Re: partial draft: "Character Set" Considered Harmful

Gavin Nicol (gtn@ebt.com)
Mon, 10 Apr 95 11:22:34 EDT

>> Your proposal will make it impossible to use numeric character
>> references without facing the risk of them having different meanings
>> in different browsers,
>
>Only as a result of defects in browsers. Browsers whos implementations
>are consistent with the model will interpret text representations
>consistently. Arguments (other than argument by assertion, as a bove)
>to the contrary are welcome.

Say I have a document in ISO-8859-1, and another in UNICODE-1-1-UTF-8,
and they both contain ҽ how should this be interpreted?
How about if I have a document in ISO-8859-1, another in
UNICODE-1-1-UTF-8, and another in X-JIS0201, and they all contain
ª? If I want to change the encoding what needs to happen? What
needs to happen if I change the coded character set, as well as the
encoding? How should we deal with documents using ISO-2022-JP?

Please explain to us all what will be necessary to build a system that
supports more than 10 coded character sets and encodings using a
document character set implied from the charset= parameter.

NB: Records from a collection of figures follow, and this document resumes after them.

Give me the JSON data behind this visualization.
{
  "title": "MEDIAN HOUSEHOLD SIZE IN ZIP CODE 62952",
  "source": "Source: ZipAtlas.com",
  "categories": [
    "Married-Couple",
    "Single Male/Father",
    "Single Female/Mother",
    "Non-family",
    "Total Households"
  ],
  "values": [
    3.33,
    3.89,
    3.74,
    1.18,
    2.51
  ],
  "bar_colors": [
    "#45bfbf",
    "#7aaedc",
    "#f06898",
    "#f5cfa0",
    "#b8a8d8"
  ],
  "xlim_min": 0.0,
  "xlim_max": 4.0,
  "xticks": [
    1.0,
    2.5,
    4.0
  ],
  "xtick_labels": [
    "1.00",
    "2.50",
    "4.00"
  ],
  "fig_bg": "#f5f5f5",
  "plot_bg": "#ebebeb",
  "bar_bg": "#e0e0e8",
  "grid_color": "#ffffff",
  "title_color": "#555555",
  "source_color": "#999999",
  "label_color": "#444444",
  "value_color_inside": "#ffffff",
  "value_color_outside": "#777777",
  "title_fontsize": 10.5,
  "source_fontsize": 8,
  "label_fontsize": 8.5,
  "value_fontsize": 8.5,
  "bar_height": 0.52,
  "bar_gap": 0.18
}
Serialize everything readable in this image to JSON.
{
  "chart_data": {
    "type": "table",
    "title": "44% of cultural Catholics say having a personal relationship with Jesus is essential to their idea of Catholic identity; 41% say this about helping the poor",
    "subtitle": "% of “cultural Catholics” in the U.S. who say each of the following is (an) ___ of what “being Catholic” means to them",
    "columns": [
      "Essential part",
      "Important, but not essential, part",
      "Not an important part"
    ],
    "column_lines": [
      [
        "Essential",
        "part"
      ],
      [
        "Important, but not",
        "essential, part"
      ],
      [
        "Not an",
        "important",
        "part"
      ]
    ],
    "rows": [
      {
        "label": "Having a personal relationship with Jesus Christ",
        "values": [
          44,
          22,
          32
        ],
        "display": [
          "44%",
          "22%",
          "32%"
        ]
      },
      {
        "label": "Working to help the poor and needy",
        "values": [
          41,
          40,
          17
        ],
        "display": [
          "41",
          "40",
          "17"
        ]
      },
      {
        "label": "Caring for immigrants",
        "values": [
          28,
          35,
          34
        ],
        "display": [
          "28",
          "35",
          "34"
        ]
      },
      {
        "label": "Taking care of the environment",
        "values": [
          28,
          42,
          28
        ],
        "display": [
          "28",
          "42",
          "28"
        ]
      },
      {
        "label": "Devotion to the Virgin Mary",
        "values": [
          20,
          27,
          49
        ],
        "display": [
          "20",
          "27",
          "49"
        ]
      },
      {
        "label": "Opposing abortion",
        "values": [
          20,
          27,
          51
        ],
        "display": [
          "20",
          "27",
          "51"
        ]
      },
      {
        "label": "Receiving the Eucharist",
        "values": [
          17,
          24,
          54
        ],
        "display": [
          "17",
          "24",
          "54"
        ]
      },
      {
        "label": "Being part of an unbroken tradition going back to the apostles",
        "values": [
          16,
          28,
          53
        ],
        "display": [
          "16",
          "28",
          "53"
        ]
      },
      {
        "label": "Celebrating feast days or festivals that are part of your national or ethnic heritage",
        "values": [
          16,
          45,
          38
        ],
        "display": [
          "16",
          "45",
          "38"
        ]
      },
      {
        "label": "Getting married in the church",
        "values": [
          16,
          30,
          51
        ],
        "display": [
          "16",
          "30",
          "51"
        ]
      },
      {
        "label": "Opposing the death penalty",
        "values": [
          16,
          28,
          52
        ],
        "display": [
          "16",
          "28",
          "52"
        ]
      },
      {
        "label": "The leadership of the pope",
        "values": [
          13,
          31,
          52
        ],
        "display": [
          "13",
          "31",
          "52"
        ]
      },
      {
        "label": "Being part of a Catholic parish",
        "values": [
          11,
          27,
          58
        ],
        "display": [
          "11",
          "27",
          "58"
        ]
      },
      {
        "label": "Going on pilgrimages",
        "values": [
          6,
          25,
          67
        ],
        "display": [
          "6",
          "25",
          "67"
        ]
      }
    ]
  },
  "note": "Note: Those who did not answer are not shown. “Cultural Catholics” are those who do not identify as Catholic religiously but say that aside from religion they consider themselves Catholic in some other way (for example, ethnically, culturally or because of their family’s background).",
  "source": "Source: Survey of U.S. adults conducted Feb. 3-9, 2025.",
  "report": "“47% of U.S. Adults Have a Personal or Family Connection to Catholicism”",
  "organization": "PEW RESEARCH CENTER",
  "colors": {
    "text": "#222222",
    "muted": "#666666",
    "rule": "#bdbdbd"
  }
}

>If you don't have time to back it up, don't waste our time with the
>conjecture.

I? Waste *your* time...

So far the 2 things you have against my proposal are:

>* your proposal requires all HTML documents to have a document
>character set of ISO 10646. I believe this is gross overspecification.
>
>* you use the same lack of precision in your discussion of characters
>and their encodings as all the other ISO documents that got us
>in the current mess.

Opinion, and something I would also agree with. For the latter, I
would just like to say that I did note that it was a very early draft,
and stated that the wording should not be considered, only the
concepts.

Have a nice day.